— Ванечка… — потом погромче. — Ванечка!
Нет, не слышит. А может, слышит? Ведь говорят, что нужно общаться с больными, лежащими в коме. Кома! Слово-то какое страшное.
Я вдруг вспомнила, как Ильченко, после того, как наш вертолет сел на Люлькинском аэродроме, оглаживая изрешеченный пулями бок спасшей нас машины, сказал:
— В Афгане говорили, что вертолеты — это души подбитых танков.
На что Вадик, хмыкнув, заметил:
— Видимо, поэтому они считаются лучшим средством борьбы с ними.
То же и люди. Ни один зверь, никакая стихия не приносит столько несчастья, как сам же человек себе подобным.
— Ванечка, миленький, вернись ко мне. Ну пожалуйста. Я умру, если ты не поправишься. Слышишь? Я не смогу жить без тебя. Я думала, что любила Никиту, и наверно это было так, но я смогла справиться с его уходом и после даже нашла в себе силы на борьбу с отцом. Я была убеждена, что люблю Аслана, но то, что он оставил меня, задело в основном мое самолюбие, не став катастрофой. Если же меня покинешь ты, я просто не смогу… Ванечка! Ты меня слышишь? Я люблю тебя, я хочу тебя… Ванечка! Я боюсь! Ты слышишь? Эти сволочи угрожают уже моим детям. Ты мне нужен! Мужчина ты, в конце концов, или нет?!! Кто поможет мне, кто защитит? Ванечка!
Я плакала и прижималась щекой к его расслабленной руке, целовала пальцы, но в ответ слышала лишь негромкое попискивание и сопение приборов, которые, казалось, одни жили в давящей тишине темной палаты…
…Я просидела возле него до утра. Лишь когда солнышко заглянуло в палату, поднялась, поставила на место стул и все так же по стеночке вернулась к себе. Днем принимала гостей, говорила по телефону, ела, лечилась под неусыпным контролем Витаминыча, а в основном отсыпалась. Ночью же опять пробралась к Ивану. Причем на сей раз чувствовала себя намного увереннее не только потому, что теперь твердо знала, как мне нужно поступать, но и даже чисто физически.

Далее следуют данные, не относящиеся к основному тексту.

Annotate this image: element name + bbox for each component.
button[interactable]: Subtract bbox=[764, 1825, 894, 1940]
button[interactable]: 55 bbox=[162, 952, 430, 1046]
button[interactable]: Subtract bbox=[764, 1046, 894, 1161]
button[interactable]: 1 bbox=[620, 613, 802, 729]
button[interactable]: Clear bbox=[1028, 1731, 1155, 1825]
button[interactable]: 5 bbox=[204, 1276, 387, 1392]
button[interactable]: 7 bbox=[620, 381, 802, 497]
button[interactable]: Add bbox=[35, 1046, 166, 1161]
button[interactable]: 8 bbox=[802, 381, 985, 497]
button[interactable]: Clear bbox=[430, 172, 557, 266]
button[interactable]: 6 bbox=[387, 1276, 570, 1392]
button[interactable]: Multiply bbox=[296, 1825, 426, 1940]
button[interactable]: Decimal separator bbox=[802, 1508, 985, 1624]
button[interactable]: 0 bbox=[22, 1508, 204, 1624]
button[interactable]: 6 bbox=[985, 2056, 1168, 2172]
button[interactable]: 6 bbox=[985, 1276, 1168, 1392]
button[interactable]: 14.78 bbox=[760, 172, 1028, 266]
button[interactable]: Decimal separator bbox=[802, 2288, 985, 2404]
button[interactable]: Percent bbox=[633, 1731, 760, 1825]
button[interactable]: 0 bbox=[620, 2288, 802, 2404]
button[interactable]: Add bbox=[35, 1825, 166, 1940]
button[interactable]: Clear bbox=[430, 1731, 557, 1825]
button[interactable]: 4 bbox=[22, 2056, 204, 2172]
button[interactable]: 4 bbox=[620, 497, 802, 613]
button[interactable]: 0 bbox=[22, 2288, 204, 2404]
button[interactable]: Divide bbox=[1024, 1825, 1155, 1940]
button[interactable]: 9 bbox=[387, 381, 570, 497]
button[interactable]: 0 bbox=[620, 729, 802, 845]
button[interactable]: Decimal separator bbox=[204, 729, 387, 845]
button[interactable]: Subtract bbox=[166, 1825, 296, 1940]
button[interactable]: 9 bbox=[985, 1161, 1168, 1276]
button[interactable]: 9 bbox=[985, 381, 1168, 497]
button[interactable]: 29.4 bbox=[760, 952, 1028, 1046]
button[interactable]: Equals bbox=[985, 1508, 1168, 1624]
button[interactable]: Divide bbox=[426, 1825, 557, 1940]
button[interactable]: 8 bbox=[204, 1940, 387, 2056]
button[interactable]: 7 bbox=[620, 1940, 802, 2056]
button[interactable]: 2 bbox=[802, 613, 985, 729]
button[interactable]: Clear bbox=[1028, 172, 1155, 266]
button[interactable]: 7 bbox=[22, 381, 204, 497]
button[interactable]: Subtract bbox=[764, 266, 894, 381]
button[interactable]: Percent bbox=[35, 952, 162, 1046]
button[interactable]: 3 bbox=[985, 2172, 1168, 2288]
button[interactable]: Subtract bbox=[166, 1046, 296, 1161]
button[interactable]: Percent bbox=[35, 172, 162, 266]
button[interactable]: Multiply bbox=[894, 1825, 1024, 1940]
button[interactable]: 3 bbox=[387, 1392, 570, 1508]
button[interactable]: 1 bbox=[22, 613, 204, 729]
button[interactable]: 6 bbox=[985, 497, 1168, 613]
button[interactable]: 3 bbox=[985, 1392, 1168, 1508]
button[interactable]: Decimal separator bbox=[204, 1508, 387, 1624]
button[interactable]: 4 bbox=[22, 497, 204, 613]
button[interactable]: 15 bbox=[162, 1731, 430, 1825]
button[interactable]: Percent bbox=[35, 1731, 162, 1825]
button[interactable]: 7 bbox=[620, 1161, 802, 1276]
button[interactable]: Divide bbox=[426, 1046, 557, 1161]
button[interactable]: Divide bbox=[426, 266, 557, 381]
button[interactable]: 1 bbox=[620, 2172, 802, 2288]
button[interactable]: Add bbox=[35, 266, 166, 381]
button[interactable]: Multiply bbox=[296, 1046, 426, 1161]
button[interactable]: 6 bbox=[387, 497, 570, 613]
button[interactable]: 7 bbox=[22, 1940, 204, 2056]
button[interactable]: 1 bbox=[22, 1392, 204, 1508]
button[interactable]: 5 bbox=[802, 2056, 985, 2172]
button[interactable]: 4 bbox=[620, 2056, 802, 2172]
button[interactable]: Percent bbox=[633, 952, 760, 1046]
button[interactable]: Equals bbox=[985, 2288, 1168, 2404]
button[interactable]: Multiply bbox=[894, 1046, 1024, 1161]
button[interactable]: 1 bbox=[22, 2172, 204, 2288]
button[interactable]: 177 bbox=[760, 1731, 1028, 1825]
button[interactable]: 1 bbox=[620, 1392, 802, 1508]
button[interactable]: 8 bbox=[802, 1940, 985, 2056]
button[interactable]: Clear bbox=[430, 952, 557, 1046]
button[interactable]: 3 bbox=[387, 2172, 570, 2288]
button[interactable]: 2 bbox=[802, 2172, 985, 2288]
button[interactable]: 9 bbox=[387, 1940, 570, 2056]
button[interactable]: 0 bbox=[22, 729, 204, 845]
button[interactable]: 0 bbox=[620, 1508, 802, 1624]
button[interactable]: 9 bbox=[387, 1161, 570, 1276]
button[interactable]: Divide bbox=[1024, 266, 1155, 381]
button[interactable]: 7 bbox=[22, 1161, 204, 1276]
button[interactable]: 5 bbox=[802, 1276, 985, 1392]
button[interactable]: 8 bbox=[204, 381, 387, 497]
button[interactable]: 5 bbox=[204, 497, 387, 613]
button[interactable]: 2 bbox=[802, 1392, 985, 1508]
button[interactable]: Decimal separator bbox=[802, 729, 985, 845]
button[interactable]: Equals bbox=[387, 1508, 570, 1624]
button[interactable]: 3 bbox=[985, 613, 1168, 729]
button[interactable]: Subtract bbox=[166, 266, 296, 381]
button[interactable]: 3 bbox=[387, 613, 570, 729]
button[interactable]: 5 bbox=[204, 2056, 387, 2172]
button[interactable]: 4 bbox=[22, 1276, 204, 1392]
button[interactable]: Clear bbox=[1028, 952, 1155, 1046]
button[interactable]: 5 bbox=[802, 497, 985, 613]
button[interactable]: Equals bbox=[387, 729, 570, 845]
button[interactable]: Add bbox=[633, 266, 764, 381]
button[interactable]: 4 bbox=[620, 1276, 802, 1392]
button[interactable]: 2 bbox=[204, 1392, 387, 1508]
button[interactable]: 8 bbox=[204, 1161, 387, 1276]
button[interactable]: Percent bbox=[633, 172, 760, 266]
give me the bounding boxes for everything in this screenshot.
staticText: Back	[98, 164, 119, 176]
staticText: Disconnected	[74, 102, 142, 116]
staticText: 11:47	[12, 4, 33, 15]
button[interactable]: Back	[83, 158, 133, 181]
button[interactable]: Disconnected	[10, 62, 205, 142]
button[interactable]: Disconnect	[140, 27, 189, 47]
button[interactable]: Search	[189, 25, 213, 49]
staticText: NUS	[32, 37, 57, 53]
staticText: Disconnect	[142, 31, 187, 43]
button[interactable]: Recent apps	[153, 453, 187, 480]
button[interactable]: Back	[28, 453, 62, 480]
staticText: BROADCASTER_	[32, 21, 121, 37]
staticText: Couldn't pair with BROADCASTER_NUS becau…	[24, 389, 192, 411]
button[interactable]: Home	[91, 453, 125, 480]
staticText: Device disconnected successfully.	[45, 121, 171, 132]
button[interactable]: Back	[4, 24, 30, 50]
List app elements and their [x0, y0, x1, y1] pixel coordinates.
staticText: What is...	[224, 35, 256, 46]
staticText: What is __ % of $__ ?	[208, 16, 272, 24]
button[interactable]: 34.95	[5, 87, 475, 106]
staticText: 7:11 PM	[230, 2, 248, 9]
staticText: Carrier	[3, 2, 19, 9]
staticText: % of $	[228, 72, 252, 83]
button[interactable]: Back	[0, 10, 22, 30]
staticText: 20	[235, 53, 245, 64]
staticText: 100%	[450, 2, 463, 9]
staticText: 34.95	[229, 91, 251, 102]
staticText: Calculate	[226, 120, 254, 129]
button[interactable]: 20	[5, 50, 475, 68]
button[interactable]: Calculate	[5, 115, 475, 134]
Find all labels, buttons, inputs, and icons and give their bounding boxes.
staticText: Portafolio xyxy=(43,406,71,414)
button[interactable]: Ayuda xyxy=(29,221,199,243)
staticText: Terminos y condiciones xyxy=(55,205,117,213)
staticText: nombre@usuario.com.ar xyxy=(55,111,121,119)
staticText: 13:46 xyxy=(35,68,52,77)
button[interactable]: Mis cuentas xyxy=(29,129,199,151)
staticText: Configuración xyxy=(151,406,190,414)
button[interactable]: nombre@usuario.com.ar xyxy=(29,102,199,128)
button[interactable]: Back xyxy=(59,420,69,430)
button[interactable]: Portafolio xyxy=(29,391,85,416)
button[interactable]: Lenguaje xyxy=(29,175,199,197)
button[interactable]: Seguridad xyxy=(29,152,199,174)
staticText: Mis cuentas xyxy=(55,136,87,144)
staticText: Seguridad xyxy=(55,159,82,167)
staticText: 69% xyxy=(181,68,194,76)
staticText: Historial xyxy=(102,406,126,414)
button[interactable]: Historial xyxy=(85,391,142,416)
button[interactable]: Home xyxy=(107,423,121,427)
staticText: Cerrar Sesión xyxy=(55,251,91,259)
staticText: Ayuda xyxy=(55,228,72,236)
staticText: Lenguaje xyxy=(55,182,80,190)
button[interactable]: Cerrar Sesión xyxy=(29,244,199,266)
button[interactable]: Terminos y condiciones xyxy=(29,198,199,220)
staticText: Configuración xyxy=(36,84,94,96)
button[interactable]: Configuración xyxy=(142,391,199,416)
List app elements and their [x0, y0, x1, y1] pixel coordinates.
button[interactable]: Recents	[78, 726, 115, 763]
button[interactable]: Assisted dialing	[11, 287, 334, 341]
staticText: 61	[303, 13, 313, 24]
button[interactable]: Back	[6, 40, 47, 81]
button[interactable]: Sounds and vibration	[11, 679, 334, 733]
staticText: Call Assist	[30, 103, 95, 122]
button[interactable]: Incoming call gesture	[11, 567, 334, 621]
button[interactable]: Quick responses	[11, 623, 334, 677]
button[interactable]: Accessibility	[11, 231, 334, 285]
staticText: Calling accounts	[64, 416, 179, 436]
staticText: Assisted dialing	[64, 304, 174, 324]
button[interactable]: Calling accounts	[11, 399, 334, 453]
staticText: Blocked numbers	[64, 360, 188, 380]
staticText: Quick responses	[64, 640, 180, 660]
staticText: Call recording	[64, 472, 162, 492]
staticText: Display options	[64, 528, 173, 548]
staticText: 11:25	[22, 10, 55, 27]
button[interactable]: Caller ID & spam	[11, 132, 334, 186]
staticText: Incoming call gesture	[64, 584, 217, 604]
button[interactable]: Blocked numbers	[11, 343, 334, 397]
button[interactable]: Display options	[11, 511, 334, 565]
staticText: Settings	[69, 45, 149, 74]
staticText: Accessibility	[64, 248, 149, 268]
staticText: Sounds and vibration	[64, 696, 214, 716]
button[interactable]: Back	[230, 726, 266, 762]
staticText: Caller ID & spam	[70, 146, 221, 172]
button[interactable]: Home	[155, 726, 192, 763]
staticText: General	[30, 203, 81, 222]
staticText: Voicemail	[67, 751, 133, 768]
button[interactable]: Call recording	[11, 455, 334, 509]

А еще через ночь меня поймали с поличным. И виновата в этом была только я сама — как-то незаметно заснула прямо на стуле, уронив голову на постель Ивана. Меня повязали и депортировали в палату. Витаминыч, вызванный бдительной медсестрой, сопел более чем укоризненно.
— Мария Александровна, голубушка…
— Мне надо расхаживаться! А спать можно и днем.
— Не пойдет. Не заставляйте меня прибегать к крайним мерам. Пропишу слоновью дозу снотворного ежевечерне и вся недолга. Что такое, я не знаю?
— Юрий Витамины… э… Вениаминович…
Грозно насупился, потом вдруг хихикнул этаким озорным и слегка разжиревшим херувимчиком и погрозил пальцем.
— Разрешаю посещение с двенадцати до часу днем, потом обед, отдых. После еще пару часиков можете посидеть там, а потом ужинать и спать. И никаких споров. Замечу нарушение режима — посажу под арест.